Therapists responding to the user questionnaire noted that video consultations had enabled them to maintain therapy pathways during the Covid-19 pandemic. They also highlighted the practical benefits to themselves, patients and next of kin of avoiding having to travel long distances for consultations.
The disadvantage was the greater degree of distance in terms of contact with patients during video consultations. Many therapists found it difficult to achieve effective contact, flow and a meaningful dialogue. The young people were also consistently less participatory during video consultations. Many therapists pointed out how important it is to establish good relations before a video consultation takes place.
Therapists working with structured programmes for children with obsessive-compulsive disorder were the most positively inclined to continue with video consultations, estimating that they would conduct therapy in this way for about half of their sessions. The remaining therapists were less inclined to continue using video, and one stated that it would be highly unlikely.
The Norwegian Ministry of Health and Care Services currently operates with a target that, overall, at least 15 per cent of out-patient consultations with the specialist health services should be carried out via telephone or video link. The innovation strategy that forms part of the Norwegian Health and Hospitals Plan states that if the 15 per cent target for consultations related to anxiety and depression is achieved, this will free up an estimated 7.5 per cent of total consultations, the number of consultations per therapist will increase, and patients will save both time and travel expenses.
According to Marian Ådnanes, more research is needed into the use of video consultations for the treatment of children in the welfare system for mental health issues. Such research will help to clarify, among other things, for whom such consultations are most appropriate, and how the quality of video consultations compares with face-to-face sessions. More extensive surveys are required, involving many more children and young people in contact with the welfare services.
“Children in the system are often living in difficult and turbulent relationships that may make them particularly sensitive to relational demands”, says Ådnanes. “There is ample support in the literature that good relations between therapist and patient are key to successful psychotherapy.
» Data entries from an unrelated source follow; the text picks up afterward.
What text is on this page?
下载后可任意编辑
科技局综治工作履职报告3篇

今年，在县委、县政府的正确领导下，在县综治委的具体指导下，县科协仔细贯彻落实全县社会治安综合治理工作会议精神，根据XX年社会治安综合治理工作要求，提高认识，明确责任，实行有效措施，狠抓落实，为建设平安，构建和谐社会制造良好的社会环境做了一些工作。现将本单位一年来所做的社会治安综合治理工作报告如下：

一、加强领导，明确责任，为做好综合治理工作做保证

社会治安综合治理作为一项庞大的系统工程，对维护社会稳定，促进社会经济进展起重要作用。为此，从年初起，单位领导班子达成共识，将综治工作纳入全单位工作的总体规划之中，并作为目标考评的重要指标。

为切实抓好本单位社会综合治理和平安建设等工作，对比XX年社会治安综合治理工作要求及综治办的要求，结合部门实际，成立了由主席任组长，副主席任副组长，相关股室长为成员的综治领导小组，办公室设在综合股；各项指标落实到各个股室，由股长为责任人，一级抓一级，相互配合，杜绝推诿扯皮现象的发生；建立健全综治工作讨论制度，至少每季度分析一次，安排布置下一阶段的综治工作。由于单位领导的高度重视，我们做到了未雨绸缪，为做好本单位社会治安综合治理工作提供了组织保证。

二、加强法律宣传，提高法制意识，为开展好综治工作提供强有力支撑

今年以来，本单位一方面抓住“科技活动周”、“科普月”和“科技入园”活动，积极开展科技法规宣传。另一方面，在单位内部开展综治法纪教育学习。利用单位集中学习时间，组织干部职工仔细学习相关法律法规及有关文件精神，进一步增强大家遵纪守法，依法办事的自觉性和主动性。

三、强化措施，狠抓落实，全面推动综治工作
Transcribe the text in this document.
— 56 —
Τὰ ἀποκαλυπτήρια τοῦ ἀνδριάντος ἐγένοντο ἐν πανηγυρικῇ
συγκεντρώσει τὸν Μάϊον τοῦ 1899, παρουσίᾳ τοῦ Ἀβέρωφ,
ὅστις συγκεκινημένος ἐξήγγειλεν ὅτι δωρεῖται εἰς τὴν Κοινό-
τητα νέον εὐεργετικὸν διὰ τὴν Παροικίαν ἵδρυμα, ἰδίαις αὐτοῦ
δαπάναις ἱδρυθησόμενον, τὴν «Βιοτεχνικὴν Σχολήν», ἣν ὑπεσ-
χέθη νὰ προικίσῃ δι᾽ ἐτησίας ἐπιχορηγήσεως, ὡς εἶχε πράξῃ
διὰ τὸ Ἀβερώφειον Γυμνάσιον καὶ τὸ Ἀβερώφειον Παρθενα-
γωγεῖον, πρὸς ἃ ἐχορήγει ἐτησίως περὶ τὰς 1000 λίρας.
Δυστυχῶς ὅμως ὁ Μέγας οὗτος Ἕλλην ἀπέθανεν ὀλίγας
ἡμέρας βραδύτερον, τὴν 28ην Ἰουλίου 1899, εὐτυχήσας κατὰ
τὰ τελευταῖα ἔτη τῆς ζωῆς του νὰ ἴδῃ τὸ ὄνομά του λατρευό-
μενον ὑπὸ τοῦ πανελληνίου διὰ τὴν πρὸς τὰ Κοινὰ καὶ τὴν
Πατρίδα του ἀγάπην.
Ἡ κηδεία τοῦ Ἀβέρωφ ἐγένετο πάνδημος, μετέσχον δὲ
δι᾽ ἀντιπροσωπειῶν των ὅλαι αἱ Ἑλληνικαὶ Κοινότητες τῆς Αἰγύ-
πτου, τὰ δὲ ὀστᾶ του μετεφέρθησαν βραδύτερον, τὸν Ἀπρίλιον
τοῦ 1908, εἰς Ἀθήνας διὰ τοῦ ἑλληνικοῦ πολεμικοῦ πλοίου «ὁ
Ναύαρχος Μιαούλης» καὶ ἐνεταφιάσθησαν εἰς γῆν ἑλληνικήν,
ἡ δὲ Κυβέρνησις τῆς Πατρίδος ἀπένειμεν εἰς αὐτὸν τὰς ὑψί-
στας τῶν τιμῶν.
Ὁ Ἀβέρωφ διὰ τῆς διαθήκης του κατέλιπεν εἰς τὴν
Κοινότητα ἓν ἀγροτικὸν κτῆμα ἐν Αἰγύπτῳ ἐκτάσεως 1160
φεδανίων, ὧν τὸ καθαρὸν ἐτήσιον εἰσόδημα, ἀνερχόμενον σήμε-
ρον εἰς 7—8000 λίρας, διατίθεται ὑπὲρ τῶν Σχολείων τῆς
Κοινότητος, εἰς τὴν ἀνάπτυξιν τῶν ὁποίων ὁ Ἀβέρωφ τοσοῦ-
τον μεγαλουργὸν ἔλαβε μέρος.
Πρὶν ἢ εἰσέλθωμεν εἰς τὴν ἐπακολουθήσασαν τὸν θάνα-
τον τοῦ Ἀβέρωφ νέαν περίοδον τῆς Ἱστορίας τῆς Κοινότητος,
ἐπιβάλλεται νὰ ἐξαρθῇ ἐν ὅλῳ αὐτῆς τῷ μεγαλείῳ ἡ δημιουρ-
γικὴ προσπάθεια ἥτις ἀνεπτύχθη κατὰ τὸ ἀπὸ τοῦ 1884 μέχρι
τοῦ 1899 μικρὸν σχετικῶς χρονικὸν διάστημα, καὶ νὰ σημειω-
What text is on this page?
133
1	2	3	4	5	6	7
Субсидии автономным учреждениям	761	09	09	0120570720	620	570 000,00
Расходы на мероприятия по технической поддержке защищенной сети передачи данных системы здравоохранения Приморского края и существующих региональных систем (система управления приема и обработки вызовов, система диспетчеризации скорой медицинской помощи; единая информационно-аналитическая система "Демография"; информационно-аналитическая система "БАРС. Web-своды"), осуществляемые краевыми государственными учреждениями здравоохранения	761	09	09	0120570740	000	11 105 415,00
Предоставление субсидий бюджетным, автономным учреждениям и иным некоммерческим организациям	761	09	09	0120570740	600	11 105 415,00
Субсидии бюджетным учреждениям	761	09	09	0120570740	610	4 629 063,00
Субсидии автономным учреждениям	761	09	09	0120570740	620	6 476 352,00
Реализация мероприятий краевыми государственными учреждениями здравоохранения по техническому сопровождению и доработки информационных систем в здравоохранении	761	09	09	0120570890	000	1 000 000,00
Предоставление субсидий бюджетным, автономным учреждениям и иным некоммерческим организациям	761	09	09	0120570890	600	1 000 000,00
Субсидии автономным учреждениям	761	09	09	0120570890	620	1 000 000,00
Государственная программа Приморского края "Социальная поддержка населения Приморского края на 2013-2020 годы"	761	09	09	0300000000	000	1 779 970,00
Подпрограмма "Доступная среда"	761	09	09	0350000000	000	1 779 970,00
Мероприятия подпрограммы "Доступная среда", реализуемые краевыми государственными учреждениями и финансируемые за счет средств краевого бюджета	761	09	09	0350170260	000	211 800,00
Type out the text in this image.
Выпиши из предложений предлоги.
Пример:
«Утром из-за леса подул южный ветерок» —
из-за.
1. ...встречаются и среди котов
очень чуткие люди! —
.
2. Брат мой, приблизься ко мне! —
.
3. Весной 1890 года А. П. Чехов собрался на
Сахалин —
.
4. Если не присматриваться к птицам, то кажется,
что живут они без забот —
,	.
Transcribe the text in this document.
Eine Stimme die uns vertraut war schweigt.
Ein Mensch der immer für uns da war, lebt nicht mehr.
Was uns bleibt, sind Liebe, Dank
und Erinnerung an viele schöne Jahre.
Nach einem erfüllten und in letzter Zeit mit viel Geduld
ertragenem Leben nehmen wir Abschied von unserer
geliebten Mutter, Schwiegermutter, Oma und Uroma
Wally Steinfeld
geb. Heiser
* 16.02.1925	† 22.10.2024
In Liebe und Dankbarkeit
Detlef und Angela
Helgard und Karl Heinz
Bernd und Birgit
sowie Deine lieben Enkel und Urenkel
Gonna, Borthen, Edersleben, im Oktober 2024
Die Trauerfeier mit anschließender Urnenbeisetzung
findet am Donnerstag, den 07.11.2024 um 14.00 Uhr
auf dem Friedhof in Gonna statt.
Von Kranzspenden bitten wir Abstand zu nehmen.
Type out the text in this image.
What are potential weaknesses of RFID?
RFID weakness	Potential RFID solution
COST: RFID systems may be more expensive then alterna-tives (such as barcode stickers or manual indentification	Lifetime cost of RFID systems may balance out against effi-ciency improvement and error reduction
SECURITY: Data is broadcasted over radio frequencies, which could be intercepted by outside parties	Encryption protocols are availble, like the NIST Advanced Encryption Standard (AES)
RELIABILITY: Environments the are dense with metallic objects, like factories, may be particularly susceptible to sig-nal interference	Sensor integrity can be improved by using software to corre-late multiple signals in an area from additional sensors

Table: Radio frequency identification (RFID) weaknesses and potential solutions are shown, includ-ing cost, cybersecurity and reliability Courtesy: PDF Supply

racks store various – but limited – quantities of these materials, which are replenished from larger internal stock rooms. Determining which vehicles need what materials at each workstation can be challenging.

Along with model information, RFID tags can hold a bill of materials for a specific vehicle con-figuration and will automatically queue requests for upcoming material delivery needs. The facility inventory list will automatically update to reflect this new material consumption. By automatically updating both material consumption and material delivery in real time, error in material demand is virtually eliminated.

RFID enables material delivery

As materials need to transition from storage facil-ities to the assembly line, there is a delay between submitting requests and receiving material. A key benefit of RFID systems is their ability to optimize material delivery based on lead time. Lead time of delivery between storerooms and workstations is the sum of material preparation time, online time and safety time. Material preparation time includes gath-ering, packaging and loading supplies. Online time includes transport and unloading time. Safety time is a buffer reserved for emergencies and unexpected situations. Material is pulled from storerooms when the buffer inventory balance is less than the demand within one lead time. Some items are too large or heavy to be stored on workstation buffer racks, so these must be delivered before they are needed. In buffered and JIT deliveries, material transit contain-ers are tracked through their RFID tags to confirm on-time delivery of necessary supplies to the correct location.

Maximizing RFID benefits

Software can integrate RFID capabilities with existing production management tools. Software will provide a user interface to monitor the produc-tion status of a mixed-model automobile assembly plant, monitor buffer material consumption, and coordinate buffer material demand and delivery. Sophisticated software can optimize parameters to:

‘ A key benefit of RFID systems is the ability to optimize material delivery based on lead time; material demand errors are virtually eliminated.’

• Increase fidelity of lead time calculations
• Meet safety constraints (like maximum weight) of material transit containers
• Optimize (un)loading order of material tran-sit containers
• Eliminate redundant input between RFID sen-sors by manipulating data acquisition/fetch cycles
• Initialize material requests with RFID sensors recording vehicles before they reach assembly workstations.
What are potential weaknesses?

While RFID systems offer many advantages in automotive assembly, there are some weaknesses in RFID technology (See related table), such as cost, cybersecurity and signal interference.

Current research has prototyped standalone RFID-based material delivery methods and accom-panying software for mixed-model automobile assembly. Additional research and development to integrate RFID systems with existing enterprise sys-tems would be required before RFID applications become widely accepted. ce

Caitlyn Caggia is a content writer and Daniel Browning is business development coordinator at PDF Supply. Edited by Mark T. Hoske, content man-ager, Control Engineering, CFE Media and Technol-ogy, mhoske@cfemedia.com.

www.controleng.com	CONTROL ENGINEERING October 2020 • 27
Thus, in the worst case, an expansion of the use of video consultations for children and young people may create new barriers to treatment within the BUP system – in stark contrast to the stated aims of removing such barriers and promoting the continuity of ongoing patient pathways”, she says.
Kjetil Östling is Director of Services at the Norwegian Directorate for Children, Youth and Family Affairs and is taking the conclusions of the project report very seriously.
“During the pandemic, a great deal of innovation and method testing linked to service provision was carried out in order to monitor the children and young people in the system”, says Östling. “Even if this study is based only on a small sample, the results indicate that the services should not be uncritical in their proposed expansion of the use of video consultations as part of therapeutic programmes”, he says.
“In particular, we want to point out the importance of actively involving the child or young person in deciding how his or her consultation shall be conducted. Therapists should not be basing such choices entirely on their own perceptions which, as this study has indicated, often do not coincide with those of the children”, he says.